The surprising three levels of hardwiring

by | Mar 20, 2019 | CEO/Executive Directors, Hardwiring | 0 comments

While we start Quadrant 3 Leadership coaching wherever the client is, a common place to start is with the “Hardwiring” circle. As a leader, you’ve likely heard a lot about “hardwiring.” I believe it is one of the most misunderstood parts of leadership. Too often, hardwiring assessments result in labeling ourselves and others and then use them as an excuse. “Oh, I can’t possibly do [fill in the blank]. I’m not wired that way.” Or as a form of self-sabotage, “I probably can’t lead; leaders must really be born.”

But hardwiring is crucial for leaders to explore. Understanding your hardwiring helps you discover your unique gift to the world.

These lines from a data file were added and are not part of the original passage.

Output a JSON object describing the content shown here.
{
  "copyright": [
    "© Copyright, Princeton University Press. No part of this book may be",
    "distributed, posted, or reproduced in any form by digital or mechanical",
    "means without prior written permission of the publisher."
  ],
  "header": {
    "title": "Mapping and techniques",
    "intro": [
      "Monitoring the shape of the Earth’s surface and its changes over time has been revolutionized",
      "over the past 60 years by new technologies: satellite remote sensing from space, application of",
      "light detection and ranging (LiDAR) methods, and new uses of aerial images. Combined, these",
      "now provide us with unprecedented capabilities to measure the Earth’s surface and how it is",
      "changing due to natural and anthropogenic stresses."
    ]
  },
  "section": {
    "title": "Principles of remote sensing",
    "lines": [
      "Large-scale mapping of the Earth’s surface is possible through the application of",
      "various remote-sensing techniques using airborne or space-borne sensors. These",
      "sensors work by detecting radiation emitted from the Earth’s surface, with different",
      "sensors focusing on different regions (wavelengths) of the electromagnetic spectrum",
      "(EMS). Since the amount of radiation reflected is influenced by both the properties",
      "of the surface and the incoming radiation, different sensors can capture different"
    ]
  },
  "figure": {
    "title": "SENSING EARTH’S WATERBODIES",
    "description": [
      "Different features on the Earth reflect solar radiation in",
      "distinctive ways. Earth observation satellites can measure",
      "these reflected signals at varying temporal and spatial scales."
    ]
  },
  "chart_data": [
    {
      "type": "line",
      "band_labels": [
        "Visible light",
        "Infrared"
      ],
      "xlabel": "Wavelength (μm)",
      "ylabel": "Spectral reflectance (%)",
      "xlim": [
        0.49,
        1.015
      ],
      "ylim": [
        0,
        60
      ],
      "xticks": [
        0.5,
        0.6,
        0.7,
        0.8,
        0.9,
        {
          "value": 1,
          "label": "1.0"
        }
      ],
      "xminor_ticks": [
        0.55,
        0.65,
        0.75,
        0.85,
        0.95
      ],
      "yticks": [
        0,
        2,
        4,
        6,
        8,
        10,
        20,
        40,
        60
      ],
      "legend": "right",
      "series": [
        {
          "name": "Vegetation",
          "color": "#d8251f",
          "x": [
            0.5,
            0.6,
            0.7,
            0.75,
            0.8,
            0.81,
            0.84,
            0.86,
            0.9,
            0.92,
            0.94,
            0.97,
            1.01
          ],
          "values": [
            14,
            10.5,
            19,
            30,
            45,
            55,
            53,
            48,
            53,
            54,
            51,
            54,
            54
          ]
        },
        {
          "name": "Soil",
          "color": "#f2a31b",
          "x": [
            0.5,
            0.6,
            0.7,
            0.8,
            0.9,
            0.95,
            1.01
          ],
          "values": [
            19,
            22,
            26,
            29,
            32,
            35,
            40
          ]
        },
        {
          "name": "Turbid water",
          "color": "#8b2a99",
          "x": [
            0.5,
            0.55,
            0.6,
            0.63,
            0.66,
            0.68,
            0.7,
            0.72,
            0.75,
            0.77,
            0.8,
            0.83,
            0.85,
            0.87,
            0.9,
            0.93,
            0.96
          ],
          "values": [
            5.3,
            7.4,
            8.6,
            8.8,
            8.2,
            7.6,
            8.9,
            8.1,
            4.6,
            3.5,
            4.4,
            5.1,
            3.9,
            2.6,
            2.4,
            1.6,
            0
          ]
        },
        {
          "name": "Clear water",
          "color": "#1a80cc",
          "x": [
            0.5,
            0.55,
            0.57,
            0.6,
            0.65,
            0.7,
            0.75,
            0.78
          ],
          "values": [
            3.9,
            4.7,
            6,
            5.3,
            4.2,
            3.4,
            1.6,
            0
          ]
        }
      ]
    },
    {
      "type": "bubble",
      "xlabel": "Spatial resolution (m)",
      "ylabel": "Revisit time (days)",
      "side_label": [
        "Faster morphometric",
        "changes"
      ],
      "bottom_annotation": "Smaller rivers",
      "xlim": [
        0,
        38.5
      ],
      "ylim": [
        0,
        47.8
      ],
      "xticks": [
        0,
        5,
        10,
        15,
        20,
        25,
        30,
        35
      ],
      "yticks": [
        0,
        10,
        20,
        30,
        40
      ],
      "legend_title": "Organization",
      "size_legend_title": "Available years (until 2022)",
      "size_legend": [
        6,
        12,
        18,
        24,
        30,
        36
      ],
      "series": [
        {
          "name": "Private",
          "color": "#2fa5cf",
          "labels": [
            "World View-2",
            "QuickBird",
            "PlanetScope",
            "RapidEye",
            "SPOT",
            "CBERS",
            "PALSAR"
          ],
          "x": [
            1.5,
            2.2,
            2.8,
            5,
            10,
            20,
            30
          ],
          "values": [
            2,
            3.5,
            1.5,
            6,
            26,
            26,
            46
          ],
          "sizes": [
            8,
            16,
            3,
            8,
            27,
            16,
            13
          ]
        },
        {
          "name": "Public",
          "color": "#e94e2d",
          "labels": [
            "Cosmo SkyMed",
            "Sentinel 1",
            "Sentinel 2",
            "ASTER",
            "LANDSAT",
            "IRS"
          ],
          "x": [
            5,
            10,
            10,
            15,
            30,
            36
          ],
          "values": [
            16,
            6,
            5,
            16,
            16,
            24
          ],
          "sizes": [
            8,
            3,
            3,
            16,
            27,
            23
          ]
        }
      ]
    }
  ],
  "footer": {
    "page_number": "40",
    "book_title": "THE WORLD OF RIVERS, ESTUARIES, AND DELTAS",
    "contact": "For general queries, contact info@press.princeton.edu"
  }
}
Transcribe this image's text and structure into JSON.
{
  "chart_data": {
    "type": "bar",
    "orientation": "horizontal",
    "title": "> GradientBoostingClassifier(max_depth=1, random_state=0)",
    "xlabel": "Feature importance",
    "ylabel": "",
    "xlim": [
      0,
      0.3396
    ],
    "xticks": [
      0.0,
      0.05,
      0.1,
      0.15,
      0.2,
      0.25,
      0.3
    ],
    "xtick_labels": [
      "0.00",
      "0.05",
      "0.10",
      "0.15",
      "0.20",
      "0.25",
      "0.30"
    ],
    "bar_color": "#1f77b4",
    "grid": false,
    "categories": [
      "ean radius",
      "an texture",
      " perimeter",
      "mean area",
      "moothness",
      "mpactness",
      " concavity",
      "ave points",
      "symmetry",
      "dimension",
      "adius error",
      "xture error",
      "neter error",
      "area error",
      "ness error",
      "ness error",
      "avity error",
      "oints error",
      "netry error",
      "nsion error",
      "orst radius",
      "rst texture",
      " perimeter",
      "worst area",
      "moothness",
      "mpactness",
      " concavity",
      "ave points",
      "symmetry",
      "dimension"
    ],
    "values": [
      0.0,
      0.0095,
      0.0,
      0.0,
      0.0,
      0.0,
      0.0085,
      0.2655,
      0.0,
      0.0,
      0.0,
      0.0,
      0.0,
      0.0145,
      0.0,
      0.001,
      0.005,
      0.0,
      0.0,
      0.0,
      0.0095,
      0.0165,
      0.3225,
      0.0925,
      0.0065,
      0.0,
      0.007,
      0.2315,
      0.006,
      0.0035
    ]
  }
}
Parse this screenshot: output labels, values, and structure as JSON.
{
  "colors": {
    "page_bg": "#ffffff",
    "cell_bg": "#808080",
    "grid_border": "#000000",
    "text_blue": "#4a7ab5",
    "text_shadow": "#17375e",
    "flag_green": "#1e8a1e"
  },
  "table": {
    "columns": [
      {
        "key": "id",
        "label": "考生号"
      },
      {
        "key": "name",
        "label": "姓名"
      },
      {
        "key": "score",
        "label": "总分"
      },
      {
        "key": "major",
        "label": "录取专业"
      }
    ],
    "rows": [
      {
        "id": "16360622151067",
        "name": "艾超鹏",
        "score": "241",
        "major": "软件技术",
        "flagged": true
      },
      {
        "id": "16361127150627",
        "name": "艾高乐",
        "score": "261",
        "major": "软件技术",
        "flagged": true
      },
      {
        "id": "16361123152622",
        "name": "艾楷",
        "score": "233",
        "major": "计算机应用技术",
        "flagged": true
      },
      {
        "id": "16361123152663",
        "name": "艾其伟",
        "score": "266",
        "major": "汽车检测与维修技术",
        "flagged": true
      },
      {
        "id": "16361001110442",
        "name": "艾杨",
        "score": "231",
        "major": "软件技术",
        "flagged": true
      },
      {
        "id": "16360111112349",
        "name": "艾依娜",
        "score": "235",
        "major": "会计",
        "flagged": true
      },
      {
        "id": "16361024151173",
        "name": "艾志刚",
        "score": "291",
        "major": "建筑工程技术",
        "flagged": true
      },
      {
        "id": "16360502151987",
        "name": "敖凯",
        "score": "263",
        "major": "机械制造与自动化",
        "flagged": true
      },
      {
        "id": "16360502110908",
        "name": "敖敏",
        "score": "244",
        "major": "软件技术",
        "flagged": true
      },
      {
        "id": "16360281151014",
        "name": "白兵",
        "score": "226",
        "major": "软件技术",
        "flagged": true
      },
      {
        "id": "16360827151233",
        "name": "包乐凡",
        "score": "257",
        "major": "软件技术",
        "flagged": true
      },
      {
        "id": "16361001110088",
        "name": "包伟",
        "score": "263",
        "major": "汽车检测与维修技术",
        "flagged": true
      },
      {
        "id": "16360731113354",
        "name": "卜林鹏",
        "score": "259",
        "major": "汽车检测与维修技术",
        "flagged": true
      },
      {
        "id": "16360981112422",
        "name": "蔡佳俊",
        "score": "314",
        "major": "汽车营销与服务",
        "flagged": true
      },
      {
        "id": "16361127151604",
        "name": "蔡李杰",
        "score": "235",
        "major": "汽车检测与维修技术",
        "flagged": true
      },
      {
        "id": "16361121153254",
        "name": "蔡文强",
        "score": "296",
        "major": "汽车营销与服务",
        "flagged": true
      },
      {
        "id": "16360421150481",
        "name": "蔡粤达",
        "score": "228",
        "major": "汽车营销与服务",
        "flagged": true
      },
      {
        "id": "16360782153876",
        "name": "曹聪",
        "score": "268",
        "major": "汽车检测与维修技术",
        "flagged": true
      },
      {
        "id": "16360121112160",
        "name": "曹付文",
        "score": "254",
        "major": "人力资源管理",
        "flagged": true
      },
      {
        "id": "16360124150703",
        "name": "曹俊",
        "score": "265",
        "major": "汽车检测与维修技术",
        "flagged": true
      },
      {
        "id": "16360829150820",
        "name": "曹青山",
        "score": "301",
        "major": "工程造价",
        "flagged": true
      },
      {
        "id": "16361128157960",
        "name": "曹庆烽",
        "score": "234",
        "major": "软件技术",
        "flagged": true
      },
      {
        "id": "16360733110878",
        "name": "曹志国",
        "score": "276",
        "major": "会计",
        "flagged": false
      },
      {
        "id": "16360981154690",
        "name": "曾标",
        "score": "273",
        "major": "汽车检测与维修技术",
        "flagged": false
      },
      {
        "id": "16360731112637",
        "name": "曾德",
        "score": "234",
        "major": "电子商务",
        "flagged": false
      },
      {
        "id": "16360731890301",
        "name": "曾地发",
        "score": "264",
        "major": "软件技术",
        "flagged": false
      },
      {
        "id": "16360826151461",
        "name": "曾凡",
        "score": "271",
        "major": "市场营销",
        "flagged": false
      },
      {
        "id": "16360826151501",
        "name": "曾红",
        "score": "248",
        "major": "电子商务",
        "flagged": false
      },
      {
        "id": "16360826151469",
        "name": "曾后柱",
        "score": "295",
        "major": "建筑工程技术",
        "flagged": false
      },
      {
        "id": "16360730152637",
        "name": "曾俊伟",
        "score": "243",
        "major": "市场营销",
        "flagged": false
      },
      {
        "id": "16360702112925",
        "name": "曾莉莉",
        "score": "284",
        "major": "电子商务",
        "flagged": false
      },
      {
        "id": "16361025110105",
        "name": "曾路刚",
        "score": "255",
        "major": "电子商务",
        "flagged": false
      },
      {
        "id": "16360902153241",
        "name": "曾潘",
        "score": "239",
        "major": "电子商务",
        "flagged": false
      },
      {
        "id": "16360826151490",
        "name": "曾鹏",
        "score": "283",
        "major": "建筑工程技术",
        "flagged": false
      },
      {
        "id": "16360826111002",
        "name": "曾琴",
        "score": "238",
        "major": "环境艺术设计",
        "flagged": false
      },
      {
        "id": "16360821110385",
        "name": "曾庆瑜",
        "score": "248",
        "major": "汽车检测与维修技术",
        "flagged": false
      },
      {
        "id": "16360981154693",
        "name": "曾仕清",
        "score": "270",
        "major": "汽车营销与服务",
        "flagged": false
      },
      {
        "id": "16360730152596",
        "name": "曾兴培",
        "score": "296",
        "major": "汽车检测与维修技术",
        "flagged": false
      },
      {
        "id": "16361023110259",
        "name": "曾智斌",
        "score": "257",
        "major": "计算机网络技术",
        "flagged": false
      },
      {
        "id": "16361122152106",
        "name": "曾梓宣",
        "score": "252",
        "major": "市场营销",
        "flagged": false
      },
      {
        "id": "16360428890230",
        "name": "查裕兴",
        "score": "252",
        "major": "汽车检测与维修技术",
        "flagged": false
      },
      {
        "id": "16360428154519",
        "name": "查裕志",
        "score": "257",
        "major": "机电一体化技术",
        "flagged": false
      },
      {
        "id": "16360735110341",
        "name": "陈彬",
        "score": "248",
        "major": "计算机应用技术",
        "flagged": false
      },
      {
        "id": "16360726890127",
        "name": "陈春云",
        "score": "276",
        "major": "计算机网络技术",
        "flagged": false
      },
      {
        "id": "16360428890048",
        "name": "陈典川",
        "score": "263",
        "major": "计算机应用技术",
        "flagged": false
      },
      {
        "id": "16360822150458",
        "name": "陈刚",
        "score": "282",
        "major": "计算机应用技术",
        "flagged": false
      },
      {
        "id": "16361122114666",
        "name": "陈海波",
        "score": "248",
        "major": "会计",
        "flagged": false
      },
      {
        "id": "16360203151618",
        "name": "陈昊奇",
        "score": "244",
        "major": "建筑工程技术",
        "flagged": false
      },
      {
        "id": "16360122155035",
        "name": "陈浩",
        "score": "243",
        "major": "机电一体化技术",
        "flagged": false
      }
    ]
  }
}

It helps you reduce stress by letting you know what stresses you. And giving you clues as to why.

If you’ve been exposed to hardwiring before, you’ve likely used only one type of the three we look at in Quadrant 3. Some of the most famous assessments like the DISC assessment are behavior based. These are good but there are actually three types we look at in Quadrant 3. The three types of hardwiring we look at are:

  1. abilities
  2. behaviors, and
  3. motivations.

Each of these types has assessments related to them. Assessments are typically limited. Very few are even scientifically verified. But using assessments can help provide new perspectives and common language for expressing insights. Assessments should never be used to box people in. Or to tell them what they can and can’t do. Worse, used irresponsibly, they can become weapons used to inflict pain on peers and subordinates. But used correctly, assessments can be incredibly helpful. We are complex and wonderfully made. Assessments should help us grow in compassion to others by showing us how different people communicate, think, and process information.

The 3 Types of Hardwiring

Abilities are what comes naturally to you. What you can do quickly. Some find the Kolbe assessment to be a helpful a form of ability hardwiring. Here at The Concord Leadership Group, we use the Highlands Ability Battery. This assessment tests you in nineteen separate areas, recording how you actually perform on tasks under time pressure. This pulls out all sorts of helpful information about who you process data, how you learn, and why you may be experiencing stress at your work.

Behaviors are like the DISC assessment. We use the assessment from Extended DISC. Not only is this one consistently verified scientifically. But it is also offered in cultures all over the world. This means it’s not just a majority culture, North American thing. The Gallup StrengthsFinder may also be a behavior oriented hardwiring assessment. Behavior hardwiring is great because you can actually see it. You can observe how others behave.

Motivations are typically missed by most leadership processes. While we can see how others behave, we don’t know why they do them. One tool that can give us some indication on motivations is an old framework called the Enneagram. While not scientifically rigorous, this can be startlingly clear in shining light on the “story” each of us live in. There are 9 types and each can be great leaders. Knowing these can be like being handed a decoder ring, helping you much more effectively speak their dialect. The Enneagram is best learned from people who have walked with it for decades and from your own reading. Most assessments are nothing more than “entertainment.” If you must use an assessment, the Enneagram Institute is helpful. But it should only be used to narrow down your possible types. I’ve found the best writing and speaking on the Enneagram is currently from Suzanne Stabile and Barbara Chestnut.

Knowing Your Hardwiring Helps Reduce Stress

We often slip into thinking that everyone else thinks like we do. Or should. Exploring these three areas of hardwiring helps you better communicate and build influence with others. More importantly, it helps you stop trying to force yourself into someone else’s definition of leadership. You get to define leadership on your own terms. And to be able to explain why you’re measuring success as you are.